Sono Motors took to the virtual stage at the Consumer Electronics Show expo to show off the latest pre-production prototype of its Sion electric city car, which features 248 photovoltaic panels integrated into all straight and curved parts of the vehicle’s body to provide up to 34 km (21 mi) of extra range per day.

In ideal conditions, that could be enough for a short commute to work without having to plug in for a top up, but the battery pack can be connected to a charger for longer journeys – the total per-charge range is reported to be 255 km (158.5 mi) on the WLTP cycle.

With a production vehicle yet to roll out, Sono Motors is already looking at other applications for its embedded solar cell technology, and EasyMile’s EZ10 autonomous pod is among the first.

CEO and co-founder of Sono Motors, Laurin Hahn, announced the EasyMile partnership at CES 2021
CEO and co-founder of Sono Motors, Laurin Hahn, announced the EasyMile partnership at CES 2021

Sono Motors

The electric shuttle has already seen use in more than 30 countries around the globe, and the partnership is now fitting out a prototype with Sono’s patented panel technology to test the potential for reducing the number of charging intervals.

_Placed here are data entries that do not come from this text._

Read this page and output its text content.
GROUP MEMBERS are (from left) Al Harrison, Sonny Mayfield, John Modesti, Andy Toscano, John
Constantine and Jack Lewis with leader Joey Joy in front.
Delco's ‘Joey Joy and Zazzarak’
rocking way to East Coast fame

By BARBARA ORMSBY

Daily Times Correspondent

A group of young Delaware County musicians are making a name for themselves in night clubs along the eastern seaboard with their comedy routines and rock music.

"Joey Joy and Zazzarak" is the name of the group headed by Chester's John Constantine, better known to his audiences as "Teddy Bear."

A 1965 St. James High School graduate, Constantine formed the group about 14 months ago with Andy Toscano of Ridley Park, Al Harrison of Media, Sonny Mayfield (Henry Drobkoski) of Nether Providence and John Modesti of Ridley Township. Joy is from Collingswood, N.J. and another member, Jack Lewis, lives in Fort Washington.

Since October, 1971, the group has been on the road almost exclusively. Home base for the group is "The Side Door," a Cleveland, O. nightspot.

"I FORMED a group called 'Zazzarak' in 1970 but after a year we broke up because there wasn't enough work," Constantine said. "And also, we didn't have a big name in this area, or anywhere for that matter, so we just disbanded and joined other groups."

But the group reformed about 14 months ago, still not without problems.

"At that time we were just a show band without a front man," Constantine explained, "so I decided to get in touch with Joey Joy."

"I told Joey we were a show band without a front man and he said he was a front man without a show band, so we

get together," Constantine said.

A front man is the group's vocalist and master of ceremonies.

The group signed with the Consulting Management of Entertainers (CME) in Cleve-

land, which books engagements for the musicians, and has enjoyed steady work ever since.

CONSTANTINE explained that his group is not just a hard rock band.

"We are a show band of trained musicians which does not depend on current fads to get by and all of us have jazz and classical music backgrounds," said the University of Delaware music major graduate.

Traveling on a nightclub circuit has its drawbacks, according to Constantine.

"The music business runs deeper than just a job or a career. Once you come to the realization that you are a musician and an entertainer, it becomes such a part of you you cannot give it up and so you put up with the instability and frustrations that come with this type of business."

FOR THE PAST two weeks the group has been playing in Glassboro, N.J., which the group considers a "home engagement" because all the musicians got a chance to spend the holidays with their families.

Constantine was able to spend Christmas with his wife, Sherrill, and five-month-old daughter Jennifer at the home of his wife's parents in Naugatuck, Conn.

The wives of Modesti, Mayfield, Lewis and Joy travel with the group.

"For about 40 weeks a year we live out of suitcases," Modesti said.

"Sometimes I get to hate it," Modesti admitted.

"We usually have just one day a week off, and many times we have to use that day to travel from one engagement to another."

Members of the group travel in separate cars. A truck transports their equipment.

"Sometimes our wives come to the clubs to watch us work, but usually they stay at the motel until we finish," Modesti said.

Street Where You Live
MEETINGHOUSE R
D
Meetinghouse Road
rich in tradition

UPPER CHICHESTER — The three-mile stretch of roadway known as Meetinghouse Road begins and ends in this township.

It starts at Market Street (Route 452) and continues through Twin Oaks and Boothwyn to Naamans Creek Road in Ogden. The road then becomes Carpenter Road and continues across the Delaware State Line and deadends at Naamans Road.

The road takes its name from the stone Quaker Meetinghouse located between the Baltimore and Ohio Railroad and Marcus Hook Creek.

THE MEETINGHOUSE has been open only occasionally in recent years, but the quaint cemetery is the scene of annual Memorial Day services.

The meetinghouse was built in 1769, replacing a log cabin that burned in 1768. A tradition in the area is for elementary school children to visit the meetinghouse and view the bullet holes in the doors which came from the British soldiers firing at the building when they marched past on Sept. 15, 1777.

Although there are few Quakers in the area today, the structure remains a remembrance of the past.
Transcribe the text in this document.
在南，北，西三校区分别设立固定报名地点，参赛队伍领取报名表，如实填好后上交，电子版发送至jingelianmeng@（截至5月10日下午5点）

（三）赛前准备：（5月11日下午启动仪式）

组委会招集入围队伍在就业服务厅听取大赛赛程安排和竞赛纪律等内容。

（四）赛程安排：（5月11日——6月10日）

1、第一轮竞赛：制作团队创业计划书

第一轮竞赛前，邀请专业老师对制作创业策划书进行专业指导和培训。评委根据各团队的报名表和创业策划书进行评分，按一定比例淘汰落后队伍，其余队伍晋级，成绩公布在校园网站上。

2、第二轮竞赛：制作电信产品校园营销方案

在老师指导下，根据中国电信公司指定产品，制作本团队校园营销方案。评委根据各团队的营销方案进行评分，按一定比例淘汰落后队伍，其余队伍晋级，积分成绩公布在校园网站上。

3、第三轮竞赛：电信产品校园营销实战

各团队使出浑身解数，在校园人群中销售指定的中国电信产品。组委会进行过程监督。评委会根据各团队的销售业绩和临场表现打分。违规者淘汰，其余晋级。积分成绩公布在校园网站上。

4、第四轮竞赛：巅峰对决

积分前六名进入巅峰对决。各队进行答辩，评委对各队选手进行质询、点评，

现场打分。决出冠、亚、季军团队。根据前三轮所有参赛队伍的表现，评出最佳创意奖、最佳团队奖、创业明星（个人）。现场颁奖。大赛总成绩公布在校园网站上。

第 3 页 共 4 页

A full charge of the pod’s battery pack can see it trundle along for up to 16 hours, and it takes six hours for a full recharge from empty when cabled to a charger. The installation of solar cells is not intended to replace traditional chargers, but it is hoped to keep the shuttle on the road for longer between cabled charges – as it harvests solar energy while parked up or moving along.

“This could give the driverless shuttle even more autonomy as it would be more independent of the charging infrastructure,” stated EasyMile in a press statement. “A big cost-saver for private sites as well as an advantage for the many communities that use the shuttle as an extension of the public transportation network.”